STEP 2 – ACCELERATING DELIVERY AND IMPROVING SATISFACTION

Proud of this success, but with the firm intention of improving with the next iteration, the team set off to produce a second MVP of the server update process. This version had 10 virtualized servers (the first MVP had one) on two physical servers. The company set itself a target of two weeks to deliver it.

We started by building the product on the wall of the Obeya, so that the whole team could align to the scope of the project and succeed within the two-week timeframe. We created a panel with the different Virtual Machines (VMs), databases, physical servers, OS/Middleware versions, tablespace sizes. This is when the team discovered that two databases installed on one of the four servers were not in the scope of the MVP #2 : they represented a concern for another application with a different side of the business. It was therefore necessary to exclude them and to inform the business when the servers were stopped/restarted.

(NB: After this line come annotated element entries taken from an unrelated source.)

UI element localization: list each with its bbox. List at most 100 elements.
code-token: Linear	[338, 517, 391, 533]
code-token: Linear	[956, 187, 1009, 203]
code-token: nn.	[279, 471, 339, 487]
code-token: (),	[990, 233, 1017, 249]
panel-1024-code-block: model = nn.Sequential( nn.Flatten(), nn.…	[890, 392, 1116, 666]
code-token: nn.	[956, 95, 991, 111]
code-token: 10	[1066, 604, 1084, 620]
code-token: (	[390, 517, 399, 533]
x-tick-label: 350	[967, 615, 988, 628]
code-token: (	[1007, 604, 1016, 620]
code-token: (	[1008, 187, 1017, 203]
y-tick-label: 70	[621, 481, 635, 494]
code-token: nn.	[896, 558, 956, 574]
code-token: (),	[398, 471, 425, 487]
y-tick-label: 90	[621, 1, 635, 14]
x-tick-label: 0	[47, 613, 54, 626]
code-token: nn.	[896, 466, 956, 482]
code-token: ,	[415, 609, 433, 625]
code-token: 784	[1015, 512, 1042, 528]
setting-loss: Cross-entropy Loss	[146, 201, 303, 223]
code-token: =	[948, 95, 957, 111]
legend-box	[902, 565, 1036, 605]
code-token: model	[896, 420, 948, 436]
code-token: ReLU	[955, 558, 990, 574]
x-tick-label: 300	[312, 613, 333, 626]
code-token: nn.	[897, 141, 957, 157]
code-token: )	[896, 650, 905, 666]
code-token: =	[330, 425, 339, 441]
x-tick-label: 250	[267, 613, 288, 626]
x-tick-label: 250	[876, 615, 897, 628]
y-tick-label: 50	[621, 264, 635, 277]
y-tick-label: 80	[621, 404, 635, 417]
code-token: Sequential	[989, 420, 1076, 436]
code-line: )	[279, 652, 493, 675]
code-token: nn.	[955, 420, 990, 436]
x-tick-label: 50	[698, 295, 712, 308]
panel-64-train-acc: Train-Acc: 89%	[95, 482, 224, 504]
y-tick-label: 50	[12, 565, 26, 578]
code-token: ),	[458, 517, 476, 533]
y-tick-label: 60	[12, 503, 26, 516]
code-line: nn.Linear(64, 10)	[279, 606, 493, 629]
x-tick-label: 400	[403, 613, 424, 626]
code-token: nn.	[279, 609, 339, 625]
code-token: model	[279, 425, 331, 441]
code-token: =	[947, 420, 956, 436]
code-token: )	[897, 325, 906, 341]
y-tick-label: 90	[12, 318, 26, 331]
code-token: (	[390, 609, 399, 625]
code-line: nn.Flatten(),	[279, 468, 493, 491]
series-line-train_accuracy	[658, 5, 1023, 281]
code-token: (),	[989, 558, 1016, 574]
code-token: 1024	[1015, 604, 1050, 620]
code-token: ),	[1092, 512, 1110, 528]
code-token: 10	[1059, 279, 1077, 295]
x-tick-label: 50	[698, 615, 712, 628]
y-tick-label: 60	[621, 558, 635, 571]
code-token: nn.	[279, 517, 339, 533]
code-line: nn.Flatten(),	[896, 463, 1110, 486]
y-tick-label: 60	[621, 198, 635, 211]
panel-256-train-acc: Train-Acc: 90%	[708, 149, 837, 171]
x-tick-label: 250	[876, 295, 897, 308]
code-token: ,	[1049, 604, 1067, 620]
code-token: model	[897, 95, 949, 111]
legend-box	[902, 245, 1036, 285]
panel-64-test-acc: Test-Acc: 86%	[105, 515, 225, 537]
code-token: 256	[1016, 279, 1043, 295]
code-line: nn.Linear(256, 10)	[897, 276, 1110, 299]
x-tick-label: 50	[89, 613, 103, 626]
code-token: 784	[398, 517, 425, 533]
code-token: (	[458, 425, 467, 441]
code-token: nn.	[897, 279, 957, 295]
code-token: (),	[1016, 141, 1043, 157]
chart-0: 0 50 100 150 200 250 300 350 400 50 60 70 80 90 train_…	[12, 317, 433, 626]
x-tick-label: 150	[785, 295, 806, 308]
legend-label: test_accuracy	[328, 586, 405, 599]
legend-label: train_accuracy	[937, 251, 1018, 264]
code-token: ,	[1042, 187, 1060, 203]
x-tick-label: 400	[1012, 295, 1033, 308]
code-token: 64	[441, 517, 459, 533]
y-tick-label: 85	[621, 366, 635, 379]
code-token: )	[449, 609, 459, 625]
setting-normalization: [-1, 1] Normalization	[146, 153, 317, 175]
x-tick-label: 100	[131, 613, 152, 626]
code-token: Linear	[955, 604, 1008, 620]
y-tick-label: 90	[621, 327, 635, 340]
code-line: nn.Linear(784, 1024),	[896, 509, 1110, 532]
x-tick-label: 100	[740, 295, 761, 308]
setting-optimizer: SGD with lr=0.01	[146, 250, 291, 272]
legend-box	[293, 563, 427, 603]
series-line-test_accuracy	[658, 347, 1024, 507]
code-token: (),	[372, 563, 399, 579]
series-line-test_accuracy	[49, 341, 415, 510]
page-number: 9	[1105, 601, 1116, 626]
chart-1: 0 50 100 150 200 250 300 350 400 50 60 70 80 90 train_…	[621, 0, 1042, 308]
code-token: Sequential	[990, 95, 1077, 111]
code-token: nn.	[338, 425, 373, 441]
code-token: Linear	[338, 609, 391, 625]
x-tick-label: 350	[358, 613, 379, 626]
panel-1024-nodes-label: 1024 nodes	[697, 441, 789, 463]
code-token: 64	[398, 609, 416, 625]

Starting from the work they had done with MVP #1, the team built an improved version of the server update process, which entailed the mutualization of certain activities in order to reduce the workload of the business (for example, on the shutdown and restart of databases and acceptance phases) and the elimination of unnecessary steps (like beginning to make corrections on the spot). The learnings from the experience with MVP #1 were still clear in the team’s mind, and the A3 sheets of the many PDCAs still hanging to the walls!

By the time the new process was ready, one step and many sub-activities had been removed or mutualized.

The team represented on the Obeya’s Macro-plan panel the final two milestone of two weeks to deliver MVP #2 and agreed on the operations to be performed day by day as listed on the Micro-plan panel: prepare scripts, provide technical prerequisites, prepare the load tests (like stress tests simulating large number of users), plan the ranges of intervention, business tests after the operation. Everyone knew what action they were supposed to perform, what was the expected deliverable and what standard or checklist they could rely on.

To the satisfaction of the internal customer, the team was able to deliver the MVP #2 on time. The process was improved, different standards were tested, and checklists prepared. They also scripted (wrote specific code for commands) some of the operations that were previously performed manually, like the data encryption operation. A team member commented: “We stopped pushing projects like wagons on a train and started to pull them from the customer perspective.”

They also encountered a number of problems, however. For example, the script erased the Wallet containing some OS access codes, which meant that some rework was necessary to repair the Wallet and take into account the backup. The two servers excluded from the project of the second MVP were partially impacted.

For the second iteration, the team didn’t draw a spaghetti diagram but they from over 200 email exchanges to a few dozen, without any need to escalate problems to managers or tension within the team. This is another way in which waste was drastically reduced.

TO CONCLUDE

The team has undeniably developed individual expertise and learned a lot about its delivery process. The Obeya has been very useful in helping people collaborate more effectively on a common goal. (One of the team members said: “The big added value of the Obeya was the ability to transcribe and share the explicit and implicit knowledge of each person, which must be extracted.”) The intensive problem-solving sessions they participated in allowed them to experience continuous improvement firsthand.

To achieve the expected takt time, the pace set by the customer, they will need to become even faster with their next iteration – MVP #3: their target is to deliver 10 servers/day. This will only be possible with a fully industrialized process, with standards to ensure consistent levels of quality and a set of stable and well-defined steps that don’t cost more than they should. It’s clear that the team will have to introduce a pulled flow to reveal the problems that need solving and shed a light on the waste that can be removed.